American Born Chinese follows three separate story lines, the person, the stereotype and the lesson.
Jin Wang desperately wants to fit in, but he is the only Chinese American at his school. When another Chinese American moves into the school, who embraces his Chinese heritage, Jin befriends him but resents him. And what to do when he starts falling for an American girl.
In the second story, the Monkey King wants to be recognized as a god. When he is publicly humiliated at a party of dieties, he dedicates himself to training and tries to become more powerful than all the gods. As punishment, he is trapped under a mountain and the only means of escape is for him to recognize who he is.
In the third story, Chin-Kee is a juxtapose of all Chinese stereotypes. When Chin comes to visit , he tortures Jin with his traditions and odd humor.
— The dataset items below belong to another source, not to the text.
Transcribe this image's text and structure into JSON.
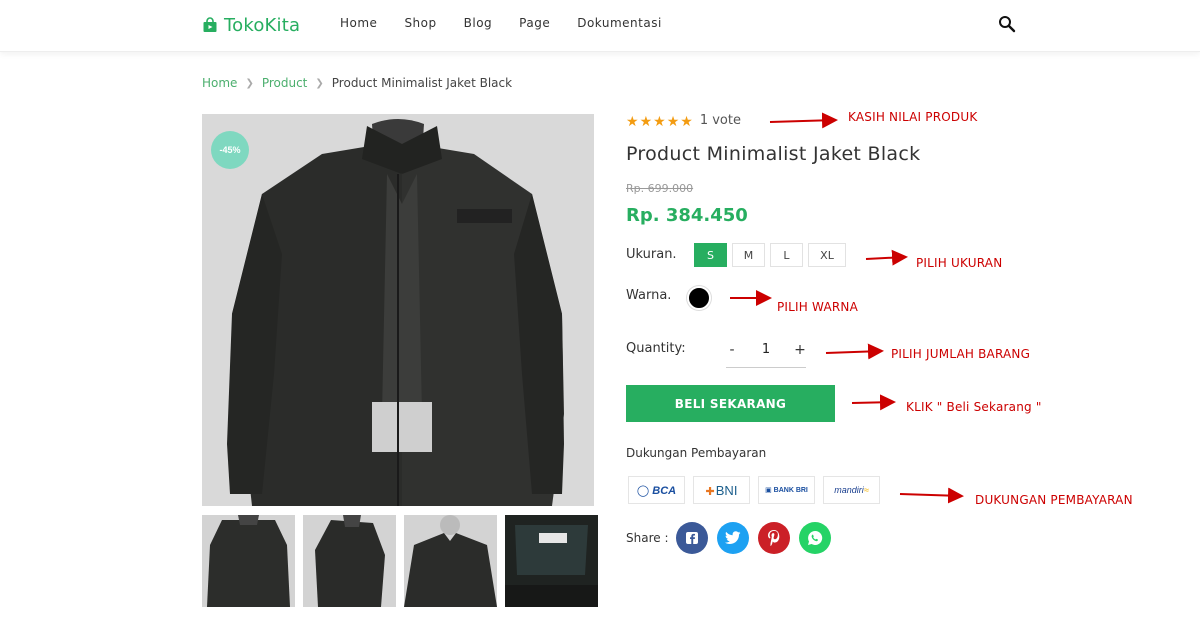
{
  "header": {
    "logo_text": "TokoKita",
    "nav": [
      "Home",
      "Shop",
      "Blog",
      "Page",
      "Dokumentasi"
    ]
  },
  "breadcrumb": [
    "Home",
    "Product",
    "Product Minimalist Jaket Black"
  ],
  "product": {
    "discount_badge": "-45%",
    "rating_stars": 5,
    "vote_text": "1 vote",
    "title": "Product Minimalist Jaket Black",
    "old_price": "Rp. 699.000",
    "new_price": "Rp. 384.450",
    "size_label": "Ukuran.",
    "sizes": [
      "S",
      "M",
      "L",
      "XL"
    ],
    "selected_size": "S",
    "color_label": "Warna.",
    "selected_color": "#000000",
    "quantity_label": "Quantity:",
    "quantity_minus": "-",
    "quantity_value": "1",
    "quantity_plus": "+",
    "buy_button": "BELI SEKARANG",
    "payment_label": "Dukungan Pembayaran",
    "payments": [
      "BCA",
      "BNI",
      "BANK BRI",
      "mandiri"
    ],
    "share_label": "Share :"
  },
  "annotations": {
    "rating": "KASIH NILAI PRODUK",
    "size": "PILIH UKURAN",
    "color": "PILIH WARNA",
    "quantity": "PILIH JUMLAH BARANG",
    "buy": "KLIK \" Beli Sekarang \"",
    "payment": "DUKUNGAN PEMBAYARAN"
  },
  "colors": {
    "accent": "#27ae60",
    "annotation": "#cc0000",
    "star": "#f39c12"
  }
}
In the end, Yang manages to tie all three stories together and clearly states the lesson within the book.
Accept who you are and love yourself.
I would say this is a must have graphic for both school and public libraries.
Misaki is a young and loving girl, who was transformed into a vampire. She is watched over by Kuroe who, from his own tragic past, now has the ability to “see” the vampires from the living. Together, they help the police track down a supernatural serial killer whose crimes span almost 50 years.
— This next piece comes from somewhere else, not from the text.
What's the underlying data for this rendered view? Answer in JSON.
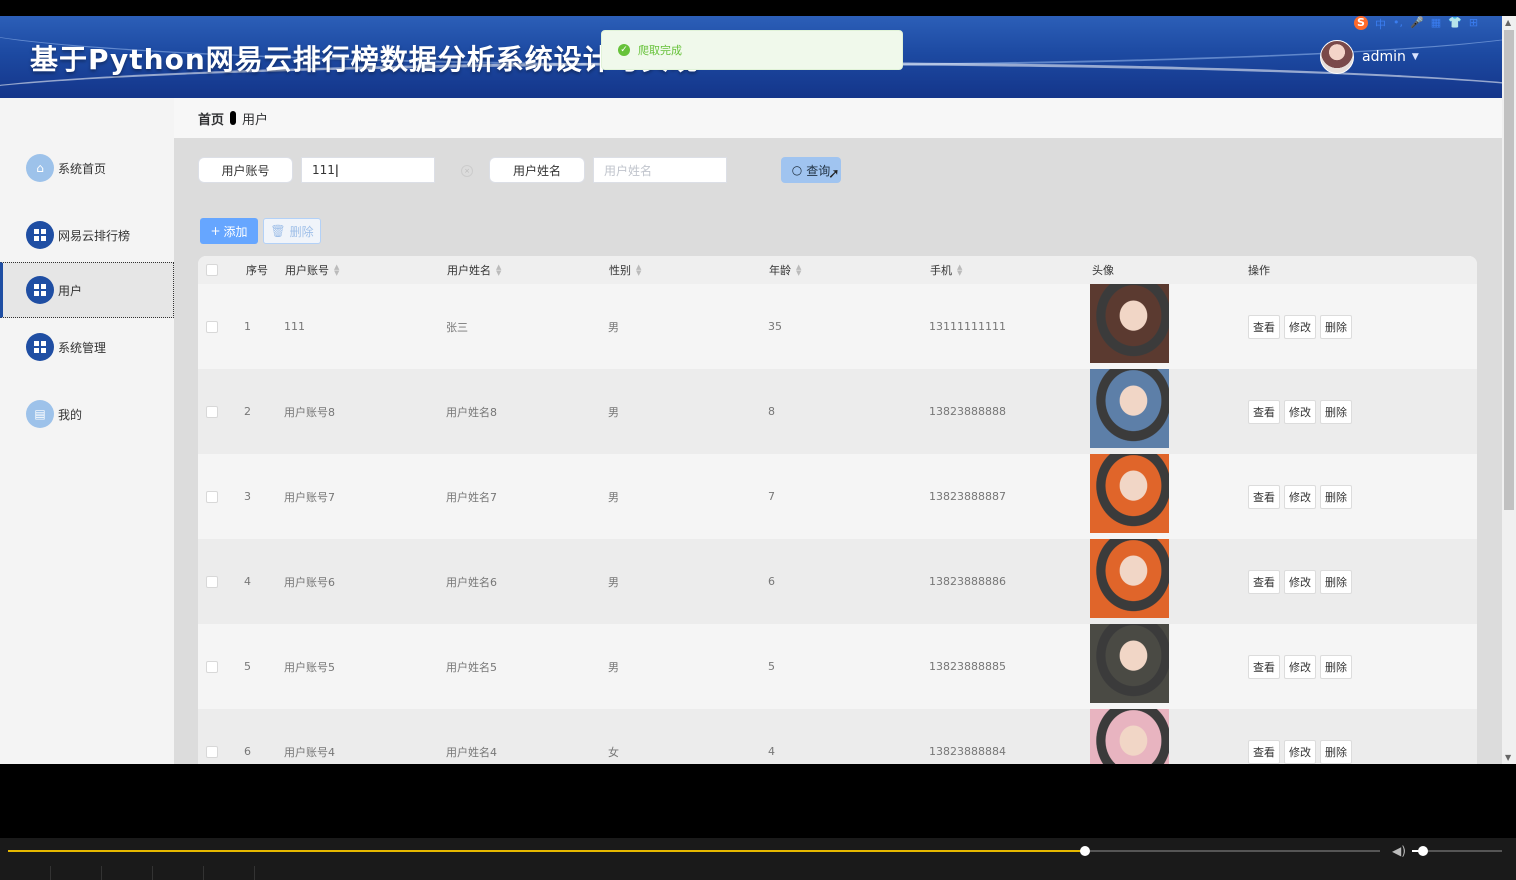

Do not be suprised if this becomes one of the next big manga titles. From the start, this is a well defined, character driven series, that relies on the psychology of the events rather than the shock of blood and gore. And the ending of the first volume is simply awesome!
I am anxiously awaiting the second volume of this series… only a short two months away.
This series starts off in a strong direction, a story of a girl who becomes a cutter in order to deal with the stresses of her life. The first book stays almost exclusively loyal to this issue and treats it as the sole purpose for the series.
As I read the book one, I thought I had come across an important social issues manga. But, holy smokes, does this take a turn for the strange in the sequel.
The main character, Ayumi, becomes an unwilling S&M slave of her best friend’s boyfriend. He commands her obedience by taking pictures and threatening to show them to his girlfriend and school. The clique of friends turns into a catty-type of gang. The story turns from social issues into a true fictionalized storyline.
This is not to say I didn’t like the sequel, in fact, I enjoyed it a lot. I just didn’t see it coming.
As the third installment is readied for publishing, I cannot wait to see what they come up with next.